Data mining--statistical analysis (III: A broad measure of data)

Source: Internet
Author: User

a broad measure of data

The distribution characteristics of the data can be described in three ways: 1 ) The concentration trend of the distribution, reflecting the degree of convergence or aggregation of the data to its central value; 2 ) The dispersion degree of the distribution, reflecting the trend of the data away from its central value; 3 ) The shape of the distribution, reflecting the skewness and peak state of the data distribution.

Measurement of the concentration trend

Category data: Majority

The most frequently occurring variable values in a set of data are mainly used to measure the concentration trend of categorical data and, of course, to measure values as sequential data and trends in numerical data sets.

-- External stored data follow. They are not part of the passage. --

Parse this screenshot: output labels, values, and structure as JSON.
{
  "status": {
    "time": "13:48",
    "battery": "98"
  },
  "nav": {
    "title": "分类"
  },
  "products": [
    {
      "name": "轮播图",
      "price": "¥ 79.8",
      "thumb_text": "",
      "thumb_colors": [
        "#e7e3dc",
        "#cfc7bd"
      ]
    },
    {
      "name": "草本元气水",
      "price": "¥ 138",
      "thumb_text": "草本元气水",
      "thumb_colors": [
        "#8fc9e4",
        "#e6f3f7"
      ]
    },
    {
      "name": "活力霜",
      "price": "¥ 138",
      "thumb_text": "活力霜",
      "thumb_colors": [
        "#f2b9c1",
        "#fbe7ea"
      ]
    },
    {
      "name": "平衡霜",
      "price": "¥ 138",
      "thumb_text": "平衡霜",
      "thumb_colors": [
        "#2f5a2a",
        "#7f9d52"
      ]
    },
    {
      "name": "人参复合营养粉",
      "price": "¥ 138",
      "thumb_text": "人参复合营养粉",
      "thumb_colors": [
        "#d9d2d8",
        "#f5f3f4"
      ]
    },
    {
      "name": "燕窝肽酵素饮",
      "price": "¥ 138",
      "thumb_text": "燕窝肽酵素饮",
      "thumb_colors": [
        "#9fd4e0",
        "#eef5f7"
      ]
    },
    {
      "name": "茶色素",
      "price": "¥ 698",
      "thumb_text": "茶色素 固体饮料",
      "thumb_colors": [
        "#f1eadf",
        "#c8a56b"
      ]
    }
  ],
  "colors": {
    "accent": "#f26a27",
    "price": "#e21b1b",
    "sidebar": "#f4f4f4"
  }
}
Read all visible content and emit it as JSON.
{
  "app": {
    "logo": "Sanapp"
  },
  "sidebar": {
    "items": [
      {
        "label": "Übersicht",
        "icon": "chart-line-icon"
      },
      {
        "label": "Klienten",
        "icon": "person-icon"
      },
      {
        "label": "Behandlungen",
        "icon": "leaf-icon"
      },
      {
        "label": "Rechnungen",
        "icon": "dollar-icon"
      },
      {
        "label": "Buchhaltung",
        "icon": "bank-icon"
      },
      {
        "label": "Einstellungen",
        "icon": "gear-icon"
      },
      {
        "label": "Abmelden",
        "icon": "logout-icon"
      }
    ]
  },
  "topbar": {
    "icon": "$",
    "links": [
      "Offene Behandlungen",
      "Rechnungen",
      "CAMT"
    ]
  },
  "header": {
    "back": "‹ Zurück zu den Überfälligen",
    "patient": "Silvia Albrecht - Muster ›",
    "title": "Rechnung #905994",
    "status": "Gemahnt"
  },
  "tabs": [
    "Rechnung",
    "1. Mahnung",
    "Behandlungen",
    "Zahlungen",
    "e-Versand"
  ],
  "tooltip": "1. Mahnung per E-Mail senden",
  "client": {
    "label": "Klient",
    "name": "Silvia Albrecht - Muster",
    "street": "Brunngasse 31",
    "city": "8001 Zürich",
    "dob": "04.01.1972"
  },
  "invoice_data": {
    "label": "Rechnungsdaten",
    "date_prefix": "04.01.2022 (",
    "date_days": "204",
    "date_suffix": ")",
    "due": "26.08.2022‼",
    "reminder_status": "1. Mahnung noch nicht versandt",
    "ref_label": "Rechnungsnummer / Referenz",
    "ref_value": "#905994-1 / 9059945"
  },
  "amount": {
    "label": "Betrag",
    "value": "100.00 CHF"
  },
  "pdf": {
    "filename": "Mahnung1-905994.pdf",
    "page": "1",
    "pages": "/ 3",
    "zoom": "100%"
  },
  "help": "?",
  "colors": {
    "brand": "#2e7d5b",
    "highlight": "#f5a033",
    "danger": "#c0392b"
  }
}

Sequential data: Median, number of bits

Median, four percentile, number of digits, percentile

Numeric data: Average

It is mainly applicable to the numerical data, according to the different data, the calculation form and formula of the average number:

Simple averages and weighted averages

Comparison of the majority, median and average numbers

Most of the data in the single-peak distribution: the relationship between the majority, median, and mean is as follows-the data distribution is symmetrical, and the majority, median, and average are necessarily equal.

Measurement of the degree of dispersion

Categorical data: The ratio of different audiences

The ratio of the frequency of non-public data to the total frequency is mainly used to measure how many people represent a group of data. The larger the ratio of the audience, the greater the proportion of the frequency of the non-audience array, the less representative of the majority, the smaller the ratio of the number of non-audience, the smaller the proportion of the total frequency, the better the representation of the majority.

It is suitable for measuring the dispersion degree of categorical data.

Sequential data: four-cent difference

reflect the middle 50% The smaller the value of the data, the greater the concentration of data in the middle, and the larger the value, the more fragmented the intermediate data.

It is mainly applicable to the degree of discretization of sequential data.

Numeric data: variance and standard deviation

very poor : susceptible to extreme values.

Average Difference : comprehensively reflects the degree of dispersion of a set of data.

Variance: better reflect the degree of dispersion of data, the most widely used in practice.

Standard deviation: For example, the difference is more practical.

Relative degree of dispersion: discrete coefficients.

Discrete coefficients - coefficient of variation is the ratio of the standard deviation of a set of data to its corresponding average. The greater the dispersion coefficient, the greater the degree of dispersion of the data, the smaller the dispersion coefficient, the less the degree of dispersion of the data.

The measurement of partial state and peak state

Partial state and its measurement

the data distribution is measured symmetrically, and the partial state coefficients are expressed by the partial state coefficients . =0 , indicating that the data distribution is symmetrical.

The partial state coefficient is not equal to 0 , which indicates that the data distribution is asymmetric; if the skewness coefficient is greater than 1 or less than 1 , called a highly skewed distribution, if the skewness coefficients are 0.5~1 or -1~0.5 is considered to be a medium-biased distribution;

Peak State and its measurement ;

the peak state is relative to the standard normal distribution. If a set of data obeys a standard normal distribution, then the value of the peak state coefficient is equal to 0, if the value of the peak state coefficient is not equal to 0, then the distribution is more flat or more sharp than the normal distribution.

Data mining--statistical analysis (III: A broad measure of data)

Contact Us

The content source of this page is from Internet, which doesn't represent Alibaba Cloud's opinion; products and services mentioned on that page don't have any relationship with Alibaba Cloud. If the content of the page makes you feel confusing, please write us an email, we will handle the problem within 5 days after receiving your email.

If you find any instances of plagiarism from the community, please send an email to: info-contact@alibabacloud.com and provide relevant evidence. A staff member will contact you within 5 working days.

A Free Trial That Lets You Build Big!

Start building with 50+ products and up to 12 months usage for Elastic Compute Service

  • Sales Support

    1 on 1 presale consultation

  • After-Sales Support

    24/7 Technical Support 6 Free Tickets per Quarter Faster Response

  • Alibaba Cloud offers highly flexible support services tailored to meet your exact needs.